When I first started having children, I swore to myself and everyone around me that I would never, ever become one of those helicopter parents. You know the kind: constantly hovering and fretting over their young like anxious hummingbirds. The nickname fits; I wish I’d thought of it.
Those moms drive me batsh*t. I regarded those mothers with as much disdain as a person who had never changed a diaper in her life could muster. I categorized them with the women who let themselves go after they became mothers – I would not, under any circumstance, turn into one of those. Those people have problems. Those people are insecure and want to live vicariously through their children. Ew to the double ew.
Well, as karma would have it, I definitely turned into one of those. See, I mistakenly believed that helicopter parents are overprotective people who want nothing more than to pave a way of ease for their children, with the goal of keeping them bubble wrapped and immune to the difficulties of life forever. The truth is, though, that there are many different kinds of helicopters, all hovering for very different reasons.
In my case, postpartum anxiety was the culprit. For the first year of my eldest child’s life, I absolutely could not relax. I WANTED to hand him over to friends and family who offered to help, but the moment I did, my rotors started turning. I WANTED to rest. I WANTED to put my feet up, but I just couldn’t do it. I hovered, I controlled, I fretted and worried and disinfected everything within my reach. I knew it was irrational, but I’d never had a kid before.
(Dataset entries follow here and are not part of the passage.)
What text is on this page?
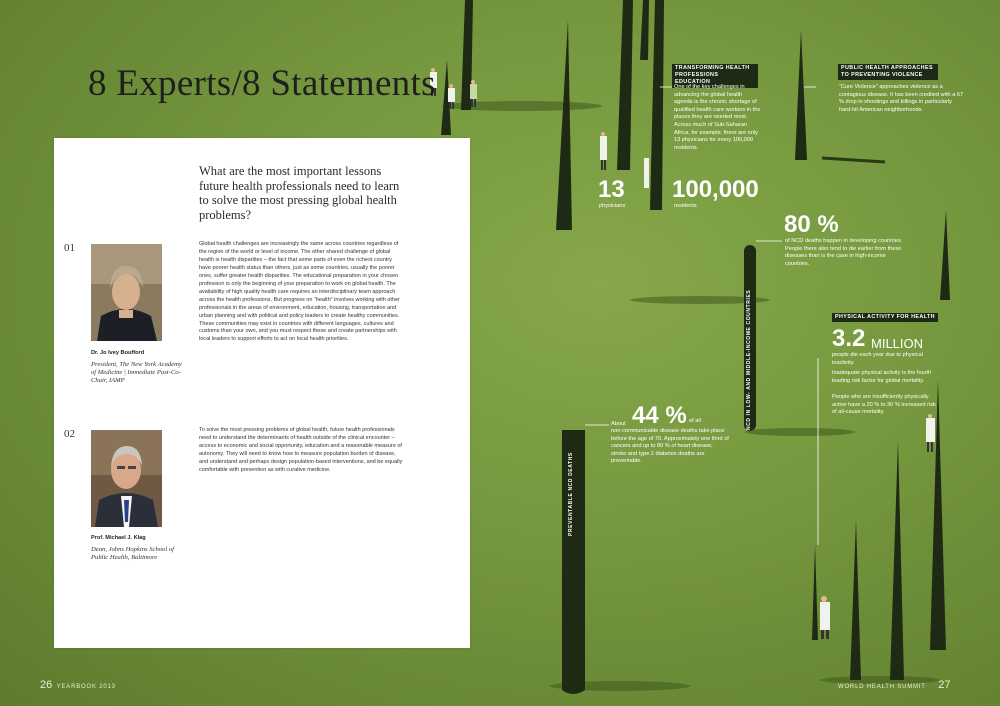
8 Experts/8 Statements
What are the most important lessons future health professionals need to learn to solve the most pressing global health problems?
01
Dr. Jo Ivey Boufford
President, The New York Academy of Medicine | Immediate Past-Co-Chair, IAMP
Global health challenges are increasingly the same across countries regardless of the region of the world or level of income. The other shared challenge of global health is health disparities – the fact that some parts of even the richest country have poorer health status than others, just as some countries, usually the poorer ones, suffer greater health disparities. The educational preparation in your chosen profession is only the beginning of your preparation to work on global health. The availability of high quality health care requires an interdisciplinary team approach across the health professions. But progress on “health” involves working with other professionals in the areas of environment, education, housing, transportation and urban planning and with political and policy leaders to create healthy communities. These communities may exist in countries with different languages, cultures and customs than your own, and you must respect these and create partnerships with local leaders to support efforts to act on local health priorities.
02
Prof. Michael J. Klag
Dean, Johns Hopkins School of Public Health, Baltimore
To solve the most pressing problems of global health, future health professionals need to understand the determinants of health outside of the clinical encounter – access to economic and social opportunity, education and a reasonable measure of autonomy. They will need to know how to measure population burden of disease, and understand and perhaps design population-based interventions, and be equally comfortable with prevention as with curative medicine.
TRANSFORMING HEALTH PROFESSIONS EDUCATION
One of the key challenges in advancing the global health agenda is the chronic shortage of qualified health care workers in the places they are needed most. Across much of Sub-Saharan Africa, for example, there are only 13 physicians for every 100,000 residents.
13
physicians
100,000
residents
PUBLIC HEALTH APPROACHES TO PREVENTING VIOLENCE
“Cure Violence” approaches violence as a contagious disease. It has been credited with a 67 % drop in shootings and killings in particularly hard-hit American neighborhoods.
80 %
of NCD deaths happen in developing countries. People there also tend to die earlier from these diseases than is the case in high-income countries.
NCD IN LOW- AND MIDDLE-INCOME COUNTRIES	PHYSICAL ACTIVITY FOR HEALTH
3.2 MILLION
people die each year due to physical inactivity.
Inadequate physical activity is the fourth leading risk factor for global mortality.
People who are insufficiently physically active have a 20 % to 30 % increased risk of all-cause mortality.
About 44 % of all
non-communicable disease deaths take place before the age of 70. Approximately one third of cancers and up to 80 % of heart disease, stroke and type 2 diabetes deaths are preventable.
PREVENTABLE NCD DEATHS
26 YEARBOOK 2013	WORLD HEALTH SUMMIT 27
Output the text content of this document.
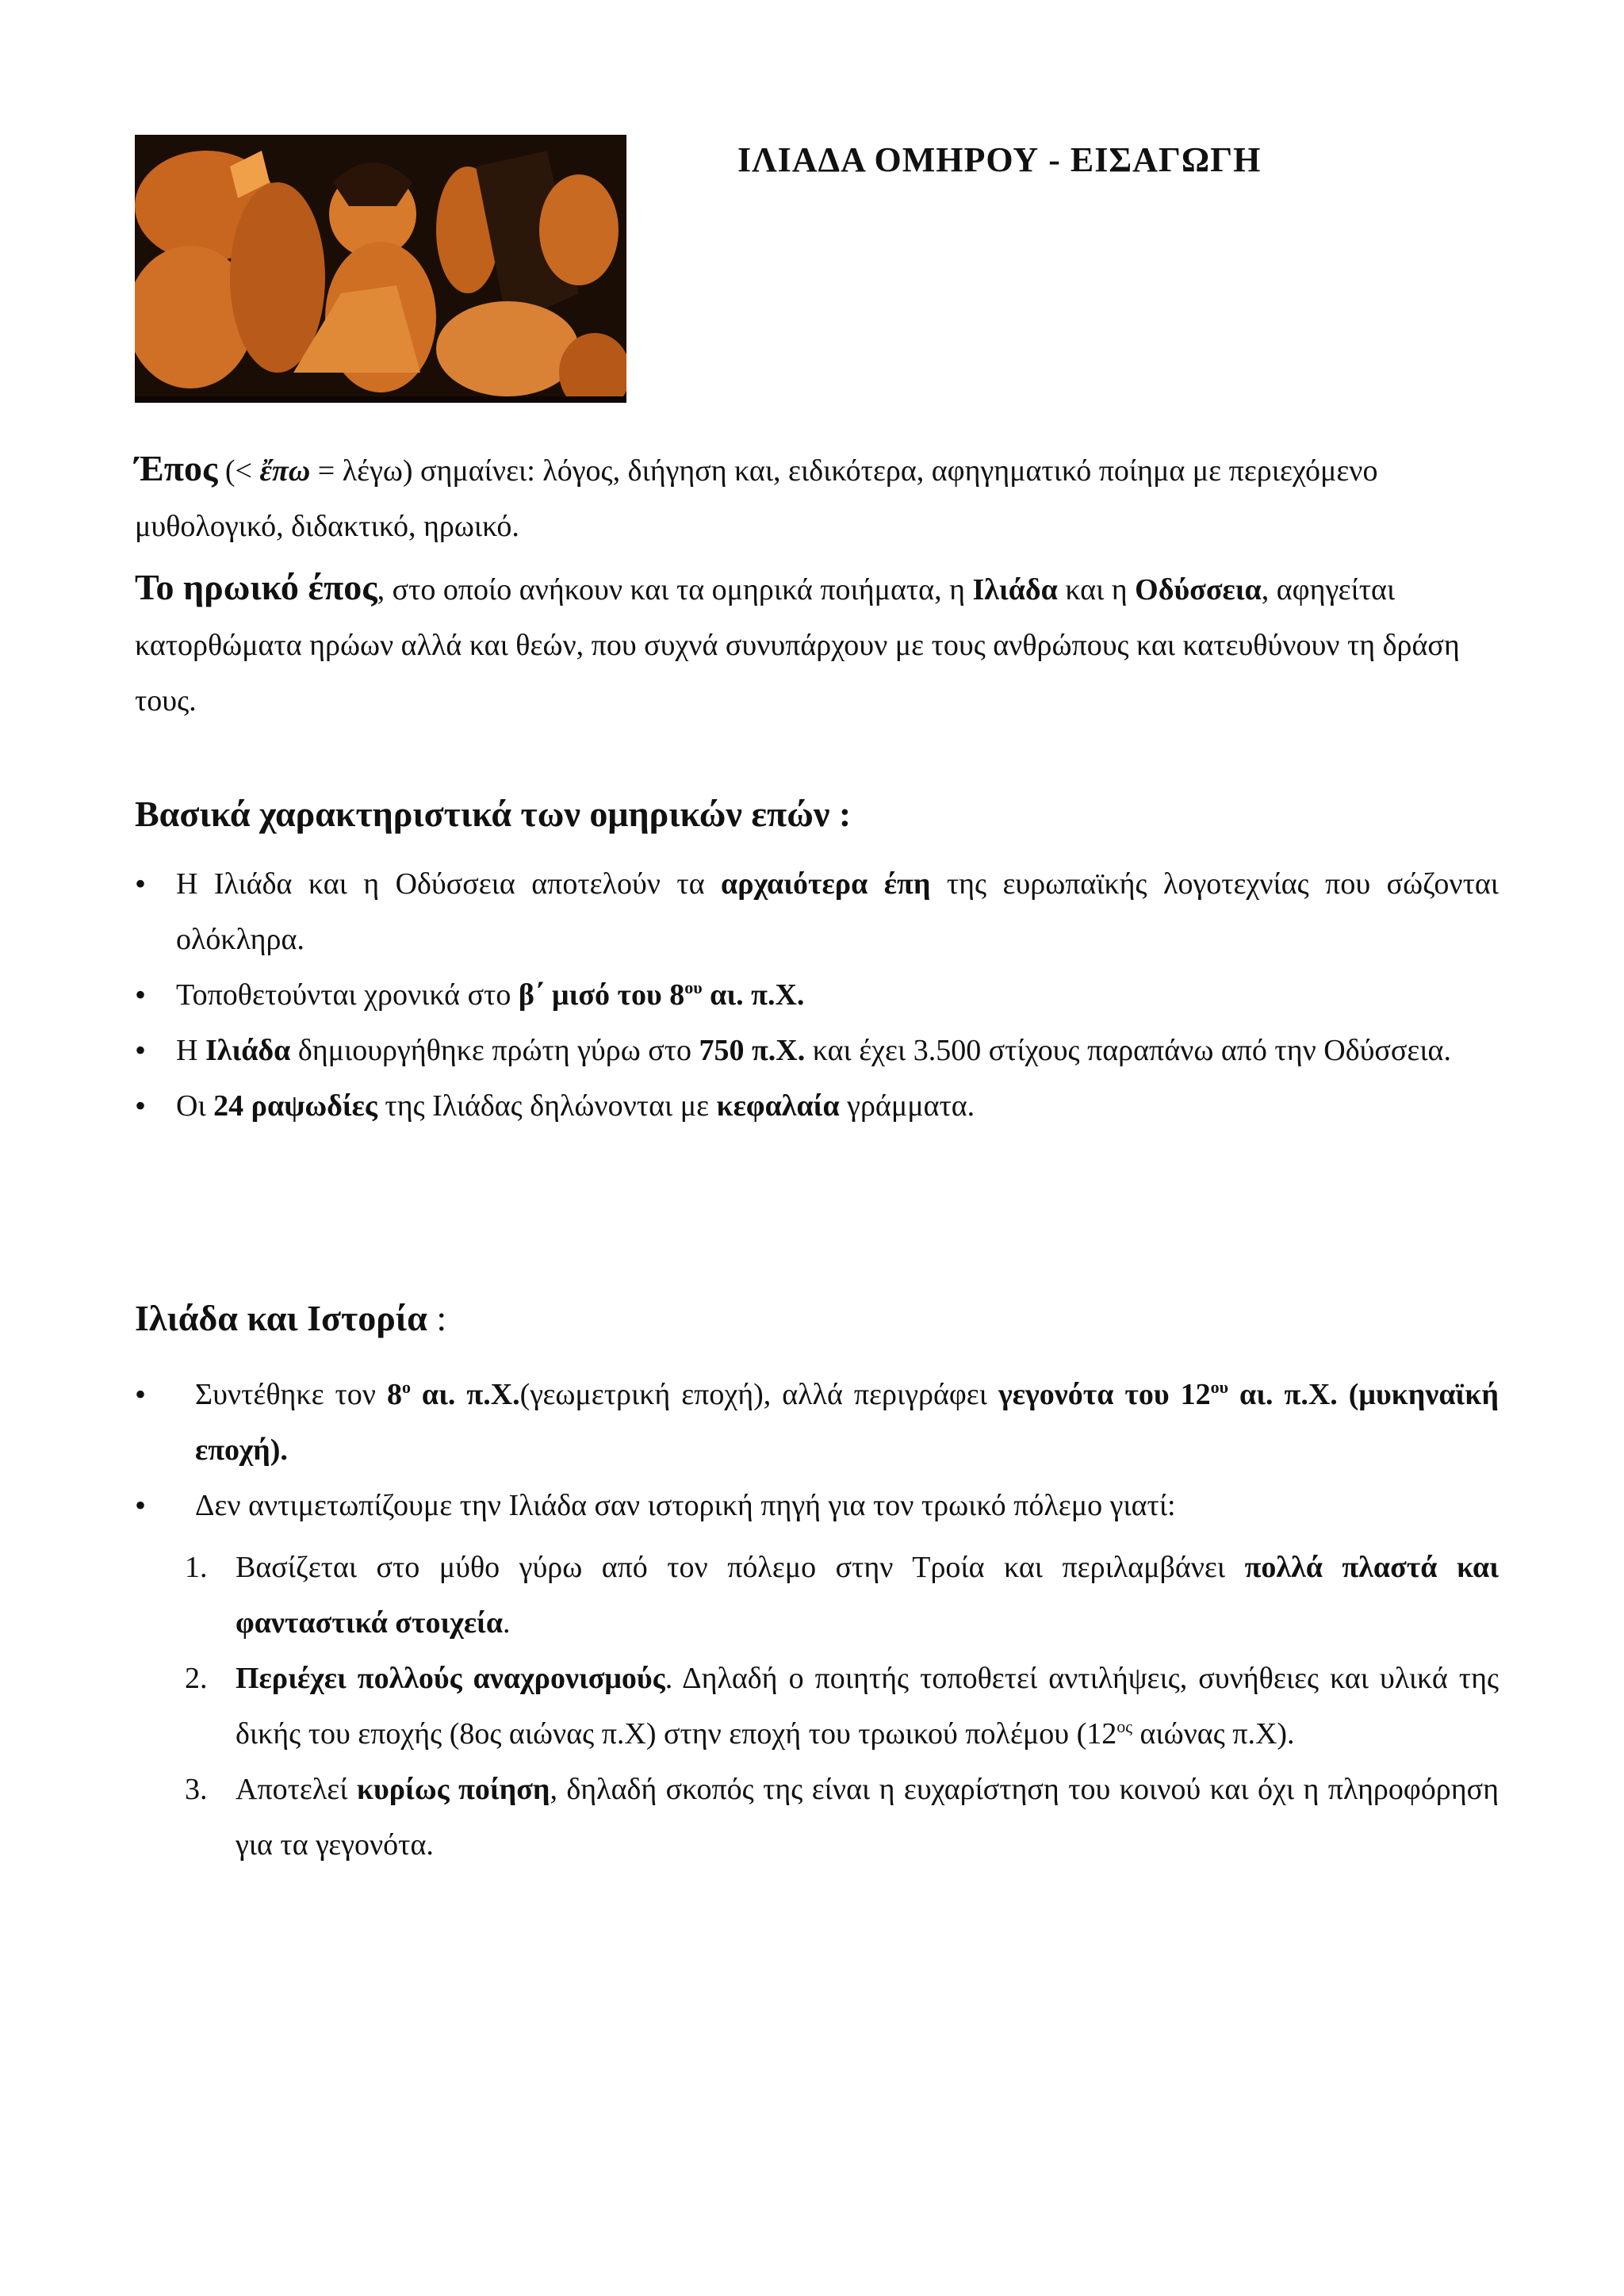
ΙΛΙΑΔΑ ΟΜΗΡΟΥ - ΕΙΣΑΓΩΓΗ

Έπος (< ἔπω = λέγω) σημαίνει: λόγος, διήγηση και, ειδικότερα, αφηγηματικό ποίημα με περιεχόμενο μυθολογικό, διδακτικό, ηρωικό.

Το ηρωικό έπος, στο οποίο ανήκουν και τα ομηρικά ποιήματα, η Ιλιάδα και η Οδύσσεια, αφηγείται κατορθώματα ηρώων αλλά και θεών, που συχνά συνυπάρχουν με τους ανθρώπους και κατευθύνουν τη δράση τους.

Βασικά χαρακτηριστικά των ομηρικών επών :
• Η Ιλιάδα και η Οδύσσεια αποτελούν τα αρχαιότερα έπη της ευρωπαϊκής λογοτεχνίας που σώζονται ολόκληρα.
• Τοποθετούνται χρονικά στο β΄ μισό του $8^{o\upsilon}$ αι. π.Χ.
• Η Ιλιάδα δημιουργήθηκε πρώτη γύρω στο 750 π.Χ. και έχει 3.500 στίχους παραπάνω από την Οδύσσεια.
• Οι 24 ραψωδίες της Ιλιάδας δηλώνονται με κεφαλαία γράμματα.
Ιλιάδα και Ιστορία :
• Συντέθηκε τον $8^o$ αι. π.Χ.(γεωμετρική εποχή), αλλά περιγράφει γεγονότα του $12^{o\upsilon}$ αι. π.Χ. (μυκηναϊκή εποχή).
• Δεν αντιμετωπίζουμε την Ιλιάδα σαν ιστορική πηγή για τον τρωικό πόλεμο γιατί:
1. Βασίζεται στο μύθο γύρω από τον πόλεμο στην Τροία και περιλαμβάνει πολλά πλαστά και φανταστικά στοιχεία.
2. Περιέχει πολλούς αναχρονισμούς. Δηλαδή ο ποιητής τοποθετεί αντιλήψεις, συνήθειες και υλικά της δικής του εποχής (8ος αιώνας π.Χ) στην εποχή του τρωικού πολέμου ($12^{o\varsigma}$ αιώνας π.Χ).
3. Αποτελεί κυρίως ποίηση, δηλαδή σκοπός της είναι η ευχαρίστηση του κοινού και όχι η πληροφόρηση για τα γεγονότα.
Was this normal? I eventually ended up in a therapist’s office, diagnosed with an anxiety disorder and (thankfully) prescribed medication.
When my second child was born, I was slightly better prepared. Again, still striving to be a relaxed parent, I tried to stop myself from hovering. I couldn’t do it. Medicated once more, we had a third child and I found myself stretched too thin to worry about much other than survival. And that seems to be the key for my anxiety-driven buzzing: being too busy to have time to stress out over every little thing. Sometimes when I lament over how jam-packed my days are, I remind myself of what would happen if I had more time on my hands.
Now that I’ve actually experienced it, I’m much less judgmental of other parents who seem incapable of giving their children space to breathe and grow. Usually, there is a reason for their behavior – not that it makes it right, but instead of disgust, I feel empathy. We’re all struggling, we all want the best for our kids, and parenting is scary. If the other moms are worried about checking their kid’s grades online, does that mean that I need to worry about it, too? If the other moms don’t let their kids play by the street, does that mean that I need to keep mine closer to the house and within sight as well, even though I know that they’re old enough to be cautious and aware?
I constantly switch back and forth, gut-checking myself to make sure my worrywart tendencies aren’t inhibiting my kids from growing into capable, confident adults. Time will tell if I’m succeeding.